The fund's investment strategy employs a fundamental approach to identifying relative value based on security selection, sector allocation, and interest rate views. The fund is actively managed around the Bloomberg Barclays Global Aggregate Credit Index (USD hedged). The global credit universe is made up of approximately 65% U.S. dollar-denominated securities, while the remaining 35% represents local-currency developed and emerging markets securities. The fund hedges the majority of the local-currency exposure to the U.S. dollar to preserve the fund's credit focus.

Vanguard is one of the world's largest fixed income fund managers, with approximately $1.3 trillion in assets under management globally as of September 30, 2018, $232 billion of which was in active taxable bond funds. FIG has more than 175 global fixed income professionals, 90 of whom are part of FIG's active taxable fixed income team, including more than 30 global credit research analysts around the world.

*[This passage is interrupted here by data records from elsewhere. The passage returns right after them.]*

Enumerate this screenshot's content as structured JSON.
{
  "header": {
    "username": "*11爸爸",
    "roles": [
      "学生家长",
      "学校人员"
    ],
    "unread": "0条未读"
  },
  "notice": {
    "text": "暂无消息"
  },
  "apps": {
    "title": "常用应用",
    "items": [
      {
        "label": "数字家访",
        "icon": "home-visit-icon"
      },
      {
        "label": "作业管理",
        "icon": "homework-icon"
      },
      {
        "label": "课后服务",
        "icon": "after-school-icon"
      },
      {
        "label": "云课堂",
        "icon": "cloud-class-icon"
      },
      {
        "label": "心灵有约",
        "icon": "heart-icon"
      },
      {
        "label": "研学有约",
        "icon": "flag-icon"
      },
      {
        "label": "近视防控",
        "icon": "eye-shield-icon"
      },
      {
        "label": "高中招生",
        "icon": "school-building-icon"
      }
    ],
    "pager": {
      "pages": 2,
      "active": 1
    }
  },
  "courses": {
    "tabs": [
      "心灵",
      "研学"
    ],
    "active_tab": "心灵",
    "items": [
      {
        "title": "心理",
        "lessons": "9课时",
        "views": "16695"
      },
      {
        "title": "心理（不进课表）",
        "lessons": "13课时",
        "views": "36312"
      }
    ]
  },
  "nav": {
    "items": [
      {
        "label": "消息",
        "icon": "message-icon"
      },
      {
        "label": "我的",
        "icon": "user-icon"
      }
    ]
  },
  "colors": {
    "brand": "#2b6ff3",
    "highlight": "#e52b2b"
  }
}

Vanguard has added to its long-standing lineup of actively managed bond funds with the launch of Vanguard Ultra-Short-Term Bond Fund in February 2015 and Vanguard Core Bond Fund and Vanguard Emerging Markets Bond Fund in March 2016. The Global Credit Bond Fund offers exposure designed to capitalize on the firm's global investment capabilities and credit selection expertise.

FIG uses a highly collaborative, team-based approach to managing its funds. The portfolio managers for the Global Credit Bond Fund are Daniel Shaykevich and Samuel C. Martinez, CFA. Daniel is a principal and portfolio manager and co-head of FIG's Emerging Markets and Sovereign Debt Team. He has worked in investment management since 2001. He earned a B.S. from Carnegie Mellon University. Samuel is a portfolio manager and co-head of the Structured Products Team in FIG. He has worked in investment management since 2010. He earned an M.B.A. from The Wharton School of the University of Pennsylvania and a B.S. from Southern Utah University.

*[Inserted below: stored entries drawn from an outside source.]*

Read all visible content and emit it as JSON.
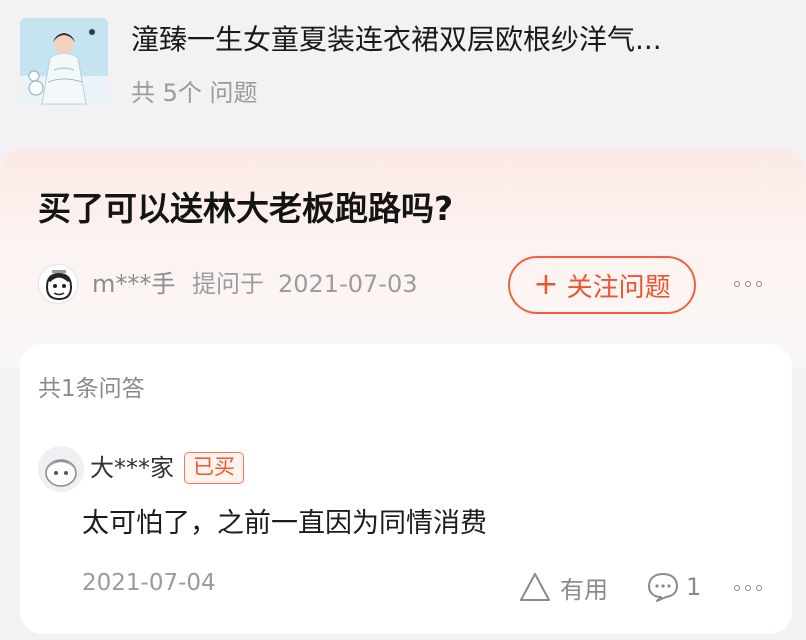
{
  "product": {
    "title": "潼臻一生女童夏装连衣裙双层欧根纱洋气...",
    "question_count": "共 5个 问题",
    "thumbnail_icon": "product-photo-icon"
  },
  "question": {
    "title": "买了可以送林大老板跑路吗?",
    "asker_name": "m***手",
    "asked_label": "提问于",
    "asked_date": "2021-07-03",
    "follow_label": "关注问题",
    "follow_icon": "plus-icon",
    "accent_color": "#ec5530"
  },
  "answers": {
    "count_label": "共1条问答",
    "items": [
      {
        "author": "大***家",
        "badge": "已买",
        "text": "太可怕了，之前一直因为同情消费",
        "date": "2021-07-04",
        "useful_label": "有用",
        "comment_count": "1"
      }
    ]
  }
}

1 Investment-grade fixed income securities are those rated the equivalent of Baa3 and above by Moody's or another independent rating agency.
2 Morningstar, Inc., as of September 30, 2018.
3 The 15-year annualized return/standard deviation ratio for the Bloomberg Barclays U.S. Credit Index was 0.94 as of March 31, 2018, compared with 1.18 for the Bloomberg Barclays Global Aggregate Credit Index (USD Hedged).


  • Past performance is no guarantee of future returns. The performance of an index is not an exact representation of any particular investment, as you cannot invest directly in an index.
  • Diversification does not ensure a profit or protect against a loss.
  • All investing is subject to risk, including the possible loss of the money you invest. Bond funds are subject to interest rate risk, which is the chance bond prices overall will decline because of rising interest rates, and credit risk, which is the chance a bond issuer will fail to pay interest and principal in a timely manner or that negative perceptions of the issuer's ability to make such payments will cause the price of that bond to decline. Investments in bonds issued by non-U.S. companies and governments are subject to risks including country/regional risk and currency risk. These risks are especially high in emerging markets.
  • Vanguard Global Credit Bond Fund is subject to currency hedging risk, which is the chance that currency hedging transactions may not perfectly offset the fund's foreign currency exposures and may eliminate any chance for the fund to benefit from favorable fluctuations in relevant currency exchange rates. The fund will incur expenses to hedge its currency exposures.